Both Maury and Steve looked to Dr. Phil as if for guidance, or perhaps conceding to a higher principled authority. Dr. Phil turned to them both, nodded his head, an unspoken agreement clearly accepted, crossed his legs and rested his binder on his knee before addressing Joseph in a calm, casual manner.
“I do not believe further deliberation is required in our determination of the sentencing requirements that would be satisfactory for the crimes and misdemeanors we have reviewed here today. Normally in such cases I would offer you the option of attending one of our rehabilitation centres for treatment and convalescence, but it would appear, by your actions and words, that that would be a waste of time and resources.”
Turning to his cohosts, he asked, “Gentlemen, do you have anything further to add?”
Maury stood up, raising both hands in the air as if in supplication to a higher being, and pronounced, “I would just like to thank my studio audience and . . .”
“Maury,” Dr. Phil cut in, “now is not the time.”
Maury returned to his chair. Dr. Phil, waiting to ensure there were no further comments or asides from his cohosts, addressed Joseph, who throughout this whole extraordinary and bizarre occurrence had no idea why he was sitting on, presumably a dais, in front of three television celebrities who were ostensibly reviewing and making judgements on his past life.
“We have nothing further to say, Joseph.

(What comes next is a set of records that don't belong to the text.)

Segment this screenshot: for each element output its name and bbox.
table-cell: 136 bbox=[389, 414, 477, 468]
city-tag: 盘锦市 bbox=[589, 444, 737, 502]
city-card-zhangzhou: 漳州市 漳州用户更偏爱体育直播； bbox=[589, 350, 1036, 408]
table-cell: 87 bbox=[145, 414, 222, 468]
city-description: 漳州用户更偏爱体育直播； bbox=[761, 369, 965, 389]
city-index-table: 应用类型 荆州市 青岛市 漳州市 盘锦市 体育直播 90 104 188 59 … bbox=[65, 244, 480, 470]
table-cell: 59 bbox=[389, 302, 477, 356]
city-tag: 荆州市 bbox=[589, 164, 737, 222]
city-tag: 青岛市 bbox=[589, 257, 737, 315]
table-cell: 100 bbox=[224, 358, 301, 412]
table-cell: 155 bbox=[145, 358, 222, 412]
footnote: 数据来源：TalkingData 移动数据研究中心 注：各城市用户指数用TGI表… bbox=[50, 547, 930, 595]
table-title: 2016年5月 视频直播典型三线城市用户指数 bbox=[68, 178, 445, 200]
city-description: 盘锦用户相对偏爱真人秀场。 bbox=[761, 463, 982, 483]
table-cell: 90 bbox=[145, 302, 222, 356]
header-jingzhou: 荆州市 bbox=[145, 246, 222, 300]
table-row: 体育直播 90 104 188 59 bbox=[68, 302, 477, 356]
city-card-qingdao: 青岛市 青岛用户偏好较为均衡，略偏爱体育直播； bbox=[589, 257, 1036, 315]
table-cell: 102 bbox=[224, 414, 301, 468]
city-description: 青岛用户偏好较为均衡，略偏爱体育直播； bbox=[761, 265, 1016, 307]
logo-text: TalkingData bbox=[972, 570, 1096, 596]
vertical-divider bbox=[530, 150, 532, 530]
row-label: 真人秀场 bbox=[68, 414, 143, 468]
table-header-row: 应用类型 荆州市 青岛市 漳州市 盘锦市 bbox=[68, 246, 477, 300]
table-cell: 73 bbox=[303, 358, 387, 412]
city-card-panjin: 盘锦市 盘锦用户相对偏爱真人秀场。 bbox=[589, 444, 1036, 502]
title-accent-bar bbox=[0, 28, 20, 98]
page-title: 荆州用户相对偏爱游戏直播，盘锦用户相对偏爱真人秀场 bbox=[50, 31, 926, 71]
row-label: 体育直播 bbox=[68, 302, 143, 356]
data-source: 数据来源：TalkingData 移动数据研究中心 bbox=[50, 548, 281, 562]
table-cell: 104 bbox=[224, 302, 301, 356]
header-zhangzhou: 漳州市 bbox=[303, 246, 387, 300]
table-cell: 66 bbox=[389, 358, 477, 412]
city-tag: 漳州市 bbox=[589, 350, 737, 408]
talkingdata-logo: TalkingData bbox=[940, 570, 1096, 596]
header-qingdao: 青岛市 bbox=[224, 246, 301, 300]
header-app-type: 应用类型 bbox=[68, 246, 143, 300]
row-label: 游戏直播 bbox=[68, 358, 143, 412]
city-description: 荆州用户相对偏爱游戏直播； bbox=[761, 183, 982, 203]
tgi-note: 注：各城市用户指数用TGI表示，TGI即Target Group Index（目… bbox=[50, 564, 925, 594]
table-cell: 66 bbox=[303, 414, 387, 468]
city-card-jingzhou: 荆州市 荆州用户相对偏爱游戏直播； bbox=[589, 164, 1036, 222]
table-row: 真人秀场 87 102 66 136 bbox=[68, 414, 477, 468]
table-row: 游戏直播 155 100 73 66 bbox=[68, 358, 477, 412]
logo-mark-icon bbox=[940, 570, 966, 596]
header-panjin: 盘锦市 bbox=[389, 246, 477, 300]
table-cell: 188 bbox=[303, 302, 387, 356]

We wish you God’s speed.” And without another word, all three rose simultaneously and withdrew into the abyss of darkness as the lights above their chairs dimmed and then cut out.
Joseph was left alone, a singularity in a black void with no rhyme nor reason for what had just occurred. He remained in his chair, pondering and evaluating what he should do next and the only option he concluded was to rise and head off into the unknown in search of a way out.

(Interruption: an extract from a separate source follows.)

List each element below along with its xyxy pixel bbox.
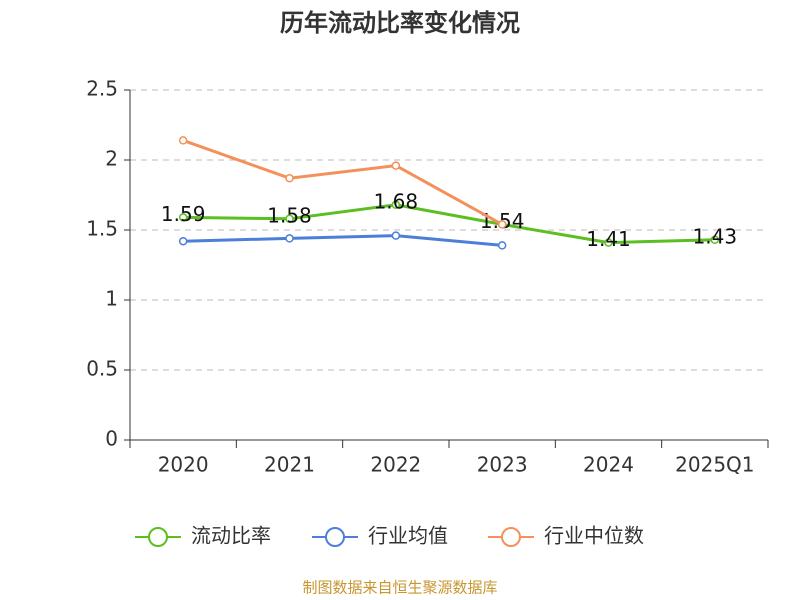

Tentatively, he leaned forward and found that, yes, he now could move his body and with a little effort rose from the chair. He turned to his right, black as night. He turned to his left; his optimism drowned in the depths of an ocean rift miles below the sunlit surface. If he moved forward, there was the possibility of colliding with his inquisitor’s chairs so he moved to his right and proceed through the darkness in search of: salvation, hope, truth. He wandered about in the darkness, hands outstretched before him to ward of any unknown and unseen objects or protuberances, well aware that eventually he would in all likelihood return to the spot where he commenced his search, if he didn’t fall into a void that his exploratory footsteps failed to identify in time.

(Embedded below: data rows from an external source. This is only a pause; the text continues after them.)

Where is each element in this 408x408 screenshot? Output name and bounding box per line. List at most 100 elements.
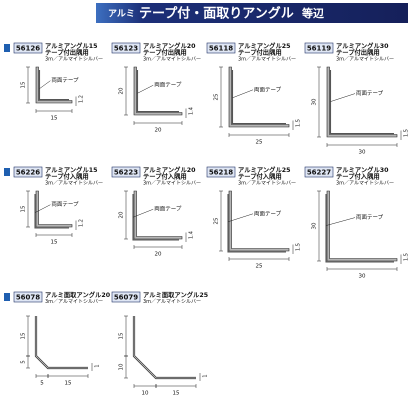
tape	[231, 70, 286, 125]
product-code: 56123	[114, 45, 138, 53]
leader	[232, 89, 254, 99]
tape	[38, 70, 69, 101]
angle-profile	[228, 190, 290, 252]
dim-label: 20	[119, 87, 125, 94]
tape	[34, 194, 69, 229]
product-line: 3m／アルマイトシルバー	[336, 57, 394, 63]
leader	[34, 204, 51, 213]
header-banner	[96, 3, 408, 23]
product-line: テープ付出隅用	[238, 48, 282, 57]
product-line: 3m／アルマイトシルバー	[45, 181, 103, 187]
angle-profile	[228, 66, 290, 128]
product-line: アルミ面取アングル25	[143, 290, 208, 299]
dim-label: 25	[256, 264, 263, 270]
dim-label: 20	[155, 252, 162, 258]
code-box	[206, 42, 236, 54]
product-line: テープ付入隅用	[143, 172, 187, 181]
tape-label: 両面テープ	[51, 77, 79, 84]
code-box	[111, 166, 141, 178]
dim-label: 5	[40, 381, 44, 387]
tape	[329, 70, 394, 135]
product-line: 3m／アルマイトシルバー	[143, 57, 201, 63]
dim-label: 25	[256, 140, 263, 146]
dim-label: 1.4	[189, 231, 195, 239]
header-title: テープ付・面取りアングル	[139, 6, 294, 22]
dim-label: 20	[119, 211, 125, 218]
code-box	[13, 166, 43, 178]
product-line: アルミアングル15	[45, 165, 98, 174]
dim-label: 1	[95, 364, 101, 367]
tape-label: 両面テープ	[254, 86, 282, 93]
tape-label: 両面テープ	[356, 90, 384, 97]
product-line: 3m／アルマイトシルバー	[336, 181, 394, 187]
dim-label: 15	[51, 116, 58, 122]
tape	[132, 194, 179, 241]
dim-label: 30	[359, 274, 366, 280]
leader	[137, 85, 154, 94]
leader	[325, 217, 356, 226]
tape	[227, 194, 286, 253]
product-code: 56078	[16, 294, 40, 302]
angle-profile	[133, 66, 183, 116]
code-box	[13, 291, 43, 303]
code-box	[206, 166, 236, 178]
row-marker	[4, 293, 10, 301]
angle-profile	[133, 190, 183, 240]
angle-profile	[35, 66, 73, 104]
angle-profile	[326, 190, 398, 262]
dim-label: 15	[173, 391, 180, 397]
product-code: 56079	[114, 294, 138, 302]
chamfer-face	[35, 316, 88, 369]
product-line: テープ付出隅用	[143, 48, 187, 57]
dim-label: 15	[65, 381, 72, 387]
dim-label: 30	[312, 98, 318, 105]
leader	[330, 93, 356, 102]
angle-profile	[326, 66, 398, 138]
dim-label: 10	[119, 363, 125, 370]
dim-label: 20	[155, 128, 162, 134]
product-line: テープ付入隅用	[238, 172, 282, 181]
product-line: 3m／アルマイトシルバー	[45, 299, 103, 305]
product-line: アルミアングル25	[238, 41, 291, 50]
tape-label: 両面テープ	[254, 210, 282, 217]
product-code: 56118	[209, 45, 233, 53]
product-line: 3m／アルマイトシルバー	[143, 299, 201, 305]
dim-label: 15	[21, 205, 27, 212]
code-box	[304, 166, 334, 178]
dim-label: 1.2	[79, 219, 85, 227]
product-line: アルミアングル20	[143, 165, 196, 174]
dim-label: 1.5	[404, 129, 408, 137]
product-code: 56119	[307, 45, 331, 53]
tape	[325, 194, 394, 263]
row-marker	[4, 44, 10, 52]
code-box	[111, 291, 141, 303]
chamfer-profile	[34, 316, 88, 370]
dim-label: 15	[119, 332, 125, 339]
dim-label: 30	[312, 222, 318, 229]
leader	[132, 209, 154, 218]
product-code: 56223	[114, 169, 138, 177]
tape-label: 両面テープ	[154, 206, 182, 213]
product-line: 3m／アルマイトシルバー	[45, 57, 103, 63]
code-box	[13, 42, 43, 54]
dim-label: 15	[21, 332, 27, 339]
header-prefix: アルミ	[108, 9, 135, 20]
tape-label: 両面テープ	[356, 214, 384, 221]
dim-label: 30	[359, 150, 366, 156]
chamfer-profile	[132, 316, 196, 380]
dim-label: 1.5	[296, 243, 302, 251]
product-line: アルミ面取アングル20	[45, 290, 111, 299]
dim-label: 15	[21, 81, 27, 88]
header-subtitle: 等辺	[301, 6, 324, 20]
tape-label: 両面テープ	[51, 201, 79, 208]
dim-label: 5	[21, 360, 27, 364]
angle-profile	[35, 190, 73, 228]
product-line: アルミアングル25	[238, 165, 291, 174]
dim-label: 25	[214, 217, 220, 224]
product-code: 56218	[209, 169, 233, 177]
tape-label: 両面テープ	[154, 82, 182, 89]
product-line: 3m／アルマイトシルバー	[238, 181, 296, 187]
leader	[227, 213, 254, 223]
dim-label: 1	[203, 374, 209, 377]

After what seemed to Joseph an inordinate amount of time, he spied directly ahead of him a faint red glow. There was hope, and he advanced quickly towards this point of salvation. As he approached, he recognized the glow. It was an exit sign and beneath this icon of deliverance was a doorway.
He tried the doorknob and as it turned, his hopes of returning to his normal life flowered in anticipation of escaping what was, in Joseph’s mind, an absurd and dreamlike tribunal. The door opened and Joseph hurriedly walked through, his eyes slowly adjusting to the bright lights of the room. As his eyes regained their focus, he found to his surprise that the room, was more than a room. It was a courtroom, and behind the raised bench presiding over an empty courtroom, was a lone individual. Whose name, inscribed on the docket, was Judy Sheindlin. Judge Judy, with a green four-leaf clover brooch pinned to her robe. And she wasn’t looking favourably at Joseph, who returned Judy’s menacing stare with a look of complete exhaustion and despair.
And for whatever reason, the words of F.T. Long came suddenly to his ravaged mind:
“The wages of sin, can be sparse and hollow, the road of truth is the one you should follow.”